New customers will have a fresh perspective and can tell you the reasons they chose this particular service provider. You can ask about their process and compare it to yours to see if you’ve any holes to fill as you complete your evaluation.
- Can I talk to 3 or more customers you’ve served for 3 years or more?
It’s easy to keep someone happy for a year. But after 3 years the initial shine will have worn off and you can get a real sense of how well this provider serves customers long term. Unless you want to be switching providers annually, it’s important to get a comfort level that they’ll be able to meet expectations and deliver on their promise for more than a year.
- How long have you been providing this service and what is your greatest success so far?
You’re looking for a track record of success over multiple years with multiple clients. Ideally, the provider will have several examples of great success with organizations that parallel yours. If they don’t, that’s not a deal-breaker in itself, but may be a signal you need to dig deeper for a reason they’ve not had success in that area.

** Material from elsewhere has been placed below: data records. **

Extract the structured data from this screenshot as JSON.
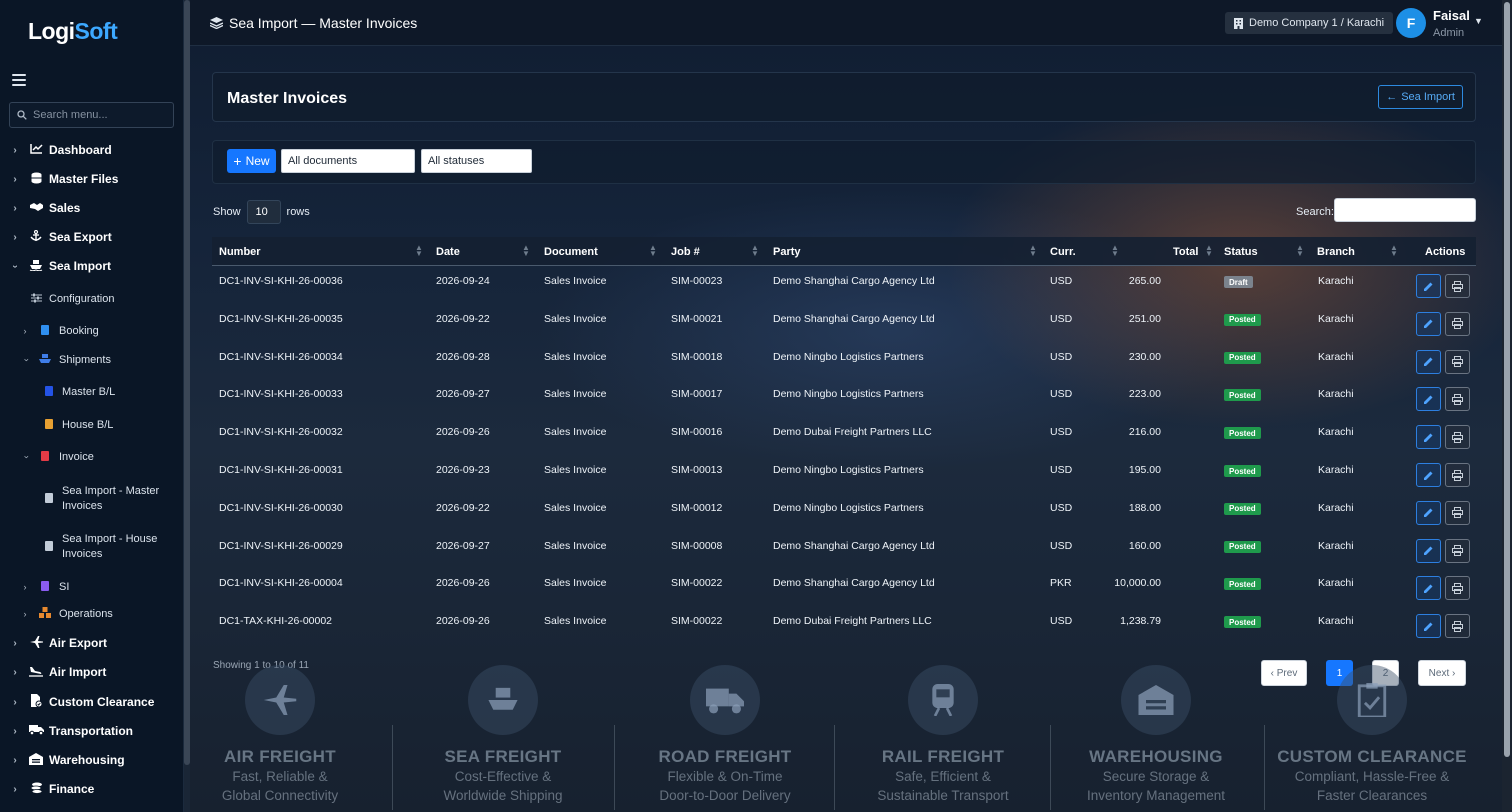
{
  "app": {
    "logo_a": "Logi",
    "logo_b": "Soft"
  },
  "sidebar": {
    "search_placeholder": "Search menu...",
    "top_items": [
      {
        "label": "Dashboard",
        "icon": "chart-icon"
      },
      {
        "label": "Master Files",
        "icon": "database-icon"
      },
      {
        "label": "Sales",
        "icon": "handshake-icon"
      },
      {
        "label": "Sea Export",
        "icon": "anchor-icon"
      },
      {
        "label": "Sea Import",
        "icon": "ship-icon"
      }
    ],
    "sea_import_children": {
      "configuration": "Configuration",
      "booking": "Booking",
      "shipments": "Shipments",
      "master_bl": "Master B/L",
      "house_bl": "House B/L",
      "invoice": "Invoice",
      "sea_import_master_invoices_1": "Sea Import - Master",
      "sea_import_master_invoices_2": "Invoices",
      "sea_import_house_invoices_1": "Sea Import - House",
      "sea_import_house_invoices_2": "Invoices",
      "si": "SI",
      "operations": "Operations"
    },
    "bottom_items": [
      {
        "label": "Air Export",
        "icon": "plane-icon"
      },
      {
        "label": "Air Import",
        "icon": "plane-landing-icon"
      },
      {
        "label": "Custom Clearance",
        "icon": "file-check-icon"
      },
      {
        "label": "Transportation",
        "icon": "truck-icon"
      },
      {
        "label": "Warehousing",
        "icon": "warehouse-icon"
      },
      {
        "label": "Finance",
        "icon": "coins-icon"
      }
    ]
  },
  "topbar": {
    "title": "Sea Import — Master Invoices",
    "company": "Demo Company 1 / Karachi",
    "user_initial": "F",
    "user_name": "Faisal",
    "user_role": "Admin"
  },
  "page": {
    "heading": "Master Invoices",
    "back_label": "Sea Import",
    "new_label": "New",
    "filter_documents": "All documents",
    "filter_statuses": "All statuses",
    "show_label": "Show",
    "rows_value": "10",
    "rows_label": "rows",
    "search_label": "Search:",
    "showing": "Showing 1 to 10 of 11",
    "pager": {
      "prev": "‹ Prev",
      "p1": "1",
      "p2": "2",
      "next": "Next ›"
    }
  },
  "table": {
    "headers": {
      "number": "Number",
      "date": "Date",
      "document": "Document",
      "job": "Job #",
      "party": "Party",
      "curr": "Curr.",
      "total": "Total",
      "status": "Status",
      "branch": "Branch",
      "actions": "Actions"
    },
    "rows": [
      {
        "number": "DC1-INV-SI-KHI-26-00036",
        "date": "2026-09-24",
        "document": "Sales Invoice",
        "job": "SIM-00023",
        "party": "Demo Shanghai Cargo Agency Ltd",
        "curr": "USD",
        "total": "265.00",
        "status": "Draft",
        "branch": "Karachi"
      },
      {
        "number": "DC1-INV-SI-KHI-26-00035",
        "date": "2026-09-22",
        "document": "Sales Invoice",
        "job": "SIM-00021",
        "party": "Demo Shanghai Cargo Agency Ltd",
        "curr": "USD",
        "total": "251.00",
        "status": "Posted",
        "branch": "Karachi"
      },
      {
        "number": "DC1-INV-SI-KHI-26-00034",
        "date": "2026-09-28",
        "document": "Sales Invoice",
        "job": "SIM-00018",
        "party": "Demo Ningbo Logistics Partners",
        "curr": "USD",
        "total": "230.00",
        "status": "Posted",
        "branch": "Karachi"
      },
      {
        "number": "DC1-INV-SI-KHI-26-00033",
        "date": "2026-09-27",
        "document": "Sales Invoice",
        "job": "SIM-00017",
        "party": "Demo Ningbo Logistics Partners",
        "curr": "USD",
        "total": "223.00",
        "status": "Posted",
        "branch": "Karachi"
      },
      {
        "number": "DC1-INV-SI-KHI-26-00032",
        "date": "2026-09-26",
        "document": "Sales Invoice",
        "job": "SIM-00016",
        "party": "Demo Dubai Freight Partners LLC",
        "curr": "USD",
        "total": "216.00",
        "status": "Posted",
        "branch": "Karachi"
      },
      {
        "number": "DC1-INV-SI-KHI-26-00031",
        "date": "2026-09-23",
        "document": "Sales Invoice",
        "job": "SIM-00013",
        "party": "Demo Ningbo Logistics Partners",
        "curr": "USD",
        "total": "195.00",
        "status": "Posted",
        "branch": "Karachi"
      },
      {
        "number": "DC1-INV-SI-KHI-26-00030",
        "date": "2026-09-22",
        "document": "Sales Invoice",
        "job": "SIM-00012",
        "party": "Demo Ningbo Logistics Partners",
        "curr": "USD",
        "total": "188.00",
        "status": "Posted",
        "branch": "Karachi"
      },
      {
        "number": "DC1-INV-SI-KHI-26-00029",
        "date": "2026-09-27",
        "document": "Sales Invoice",
        "job": "SIM-00008",
        "party": "Demo Shanghai Cargo Agency Ltd",
        "curr": "USD",
        "total": "160.00",
        "status": "Posted",
        "branch": "Karachi"
      },
      {
        "number": "DC1-INV-SI-KHI-26-00004",
        "date": "2026-09-26",
        "document": "Sales Invoice",
        "job": "SIM-00022",
        "party": "Demo Shanghai Cargo Agency Ltd",
        "curr": "PKR",
        "total": "10,000.00",
        "status": "Posted",
        "branch": "Karachi"
      },
      {
        "number": "DC1-TAX-KHI-26-00002",
        "date": "2026-09-26",
        "document": "Sales Invoice",
        "job": "SIM-00022",
        "party": "Demo Dubai Freight Partners LLC",
        "curr": "USD",
        "total": "1,238.79",
        "status": "Posted",
        "branch": "Karachi"
      }
    ]
  },
  "services": [
    {
      "name": "AIR FREIGHT",
      "l1": "Fast, Reliable &",
      "l2": "Global Connectivity",
      "icon": "plane-icon"
    },
    {
      "name": "SEA FREIGHT",
      "l1": "Cost-Effective &",
      "l2": "Worldwide Shipping",
      "icon": "ship-icon"
    },
    {
      "name": "ROAD FREIGHT",
      "l1": "Flexible & On-Time",
      "l2": "Door-to-Door Delivery",
      "icon": "truck-icon"
    },
    {
      "name": "RAIL FREIGHT",
      "l1": "Safe, Efficient &",
      "l2": "Sustainable Transport",
      "icon": "train-icon"
    },
    {
      "name": "WAREHOUSING",
      "l1": "Secure Storage &",
      "l2": "Inventory Management",
      "icon": "warehouse-icon"
    },
    {
      "name": "CUSTOM CLEARANCE",
      "l1": "Compliant, Hassle-Free &",
      "l2": "Faster Clearances",
      "icon": "clipboard-check-icon"
    }
  ],
  "colors": {
    "accent": "#1677ff",
    "posted": "#1f9a4c",
    "draft": "#7b838d",
    "sidebar_bg": "#0a1626"
  }
}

- How much repeat business do you get?
This is a crucial question because it tells you if they consistently meet or exceed client expectations. The challenge is verifying it. The only way to do that is ask for references and have direct conversations. Be skeptical of firms that lock clients into long-term agreements. You can structure agreements so it’s easy to renew, but it’s just as important that it’s easy to get out of it. If a provider is giving you a line about how they need 2 or 3 years to demonstrate ROI, which is why they need a long-term contract, run. Most everyone we know who has locked into long-term agreements come to regret it.

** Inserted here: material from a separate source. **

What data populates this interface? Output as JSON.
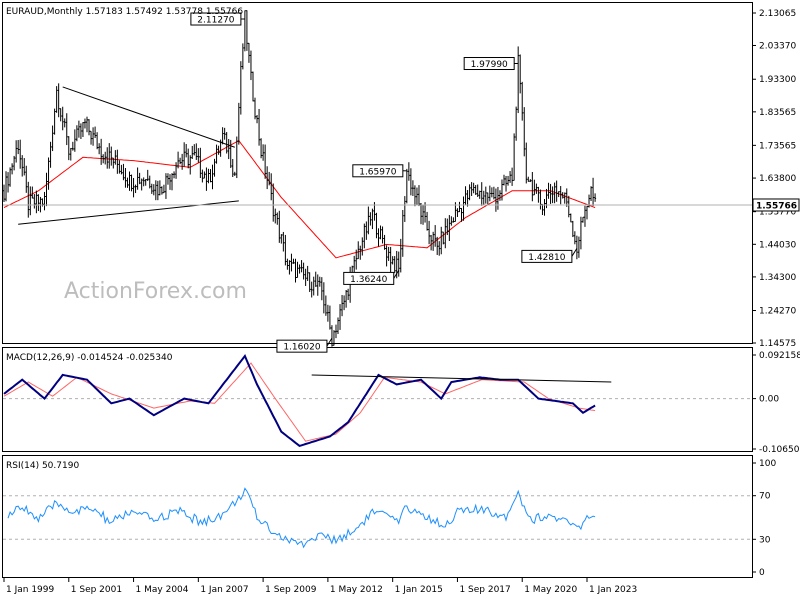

- What changes will you be making to this product/service in the next year?
Any provider worth their salt will have some enhancements planned a year or more out. But be careful of complete overhauls expected during your contract. You should have the option of maintaining the status quo or implementing the enhancements without leaving that to the provider’s discretion.

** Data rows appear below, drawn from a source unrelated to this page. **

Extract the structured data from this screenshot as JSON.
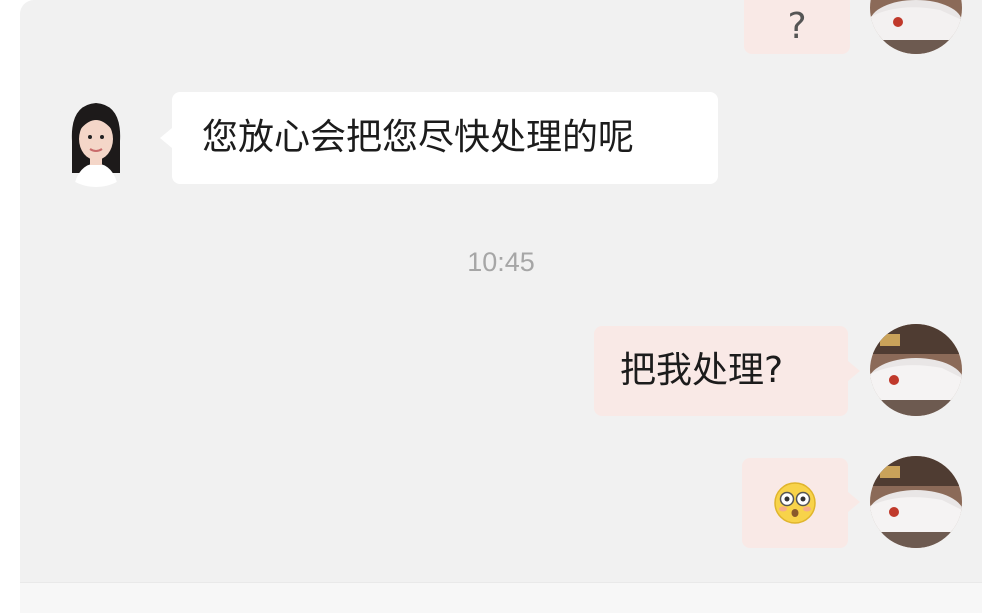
{
  "chat": {
    "messages": [
      {
        "sender": "other",
        "text": "您放心会把您尽快处理的呢"
      },
      {
        "sender": "me",
        "text": "把我处理?"
      },
      {
        "sender": "me",
        "emoji": "flushed-face"
      }
    ],
    "partial_top_message": "?",
    "timestamp": "10:45"
  },
  "avatars": {
    "agent": "woman-portrait-avatar",
    "user": "white-car-avatar"
  },
  "colors": {
    "background": "#f1f1f1",
    "incoming_bubble": "#ffffff",
    "outgoing_bubble": "#f9e9e6",
    "timestamp_text": "#a6a6a6"
  }
}
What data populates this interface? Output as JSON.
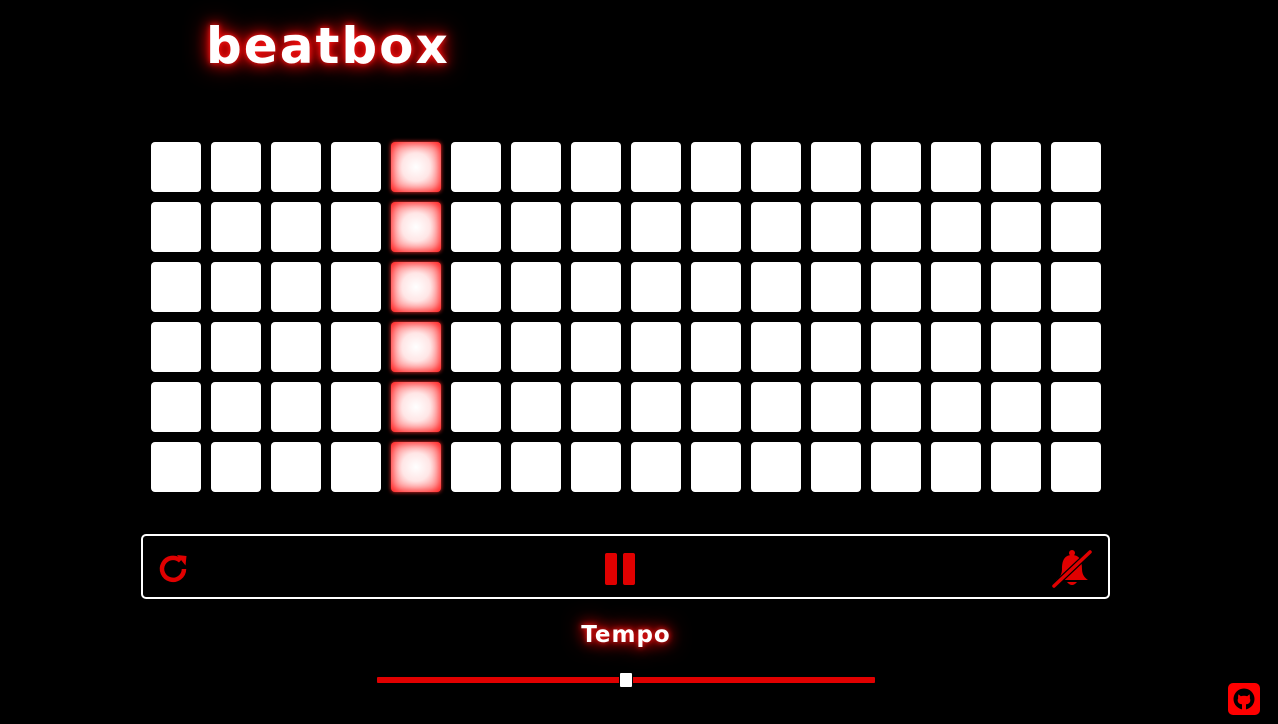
{
  "app": {
    "title": "beatbox"
  },
  "sequencer": {
    "rows": 6,
    "steps": 16,
    "current_step": 5,
    "active_pads": []
  },
  "controls": {
    "reset_icon": "reset-icon",
    "pause_icon": "pause-icon",
    "mute_icon": "bell-slash-icon",
    "state": "playing"
  },
  "tempo": {
    "label": "Tempo",
    "value_fraction": 0.5
  },
  "footer": {
    "github_icon": "github-icon"
  },
  "colors": {
    "accent": "#e00000",
    "background": "#000000",
    "pad": "#ffffff"
  }
}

Each of these questions and their answers will lead to others. And it can be legitimate that a vendor may not wish to answer one or more for proprietary reasons. But when you add up all the questions answered and unanswered, you need to come away with a comfort level that this is a relationship you want to enter. And the only way to get that is to follow up on the answers with real current and former clients.
The greatest cost for a mistake made in selecting an inappropriate provider isn’t the dollars spent, but the lost opportunity in not working with the right vendor to move toward achieving your goals. You’ll get a new budget next year, but you’ll never get the time back you lost on the wrong firm.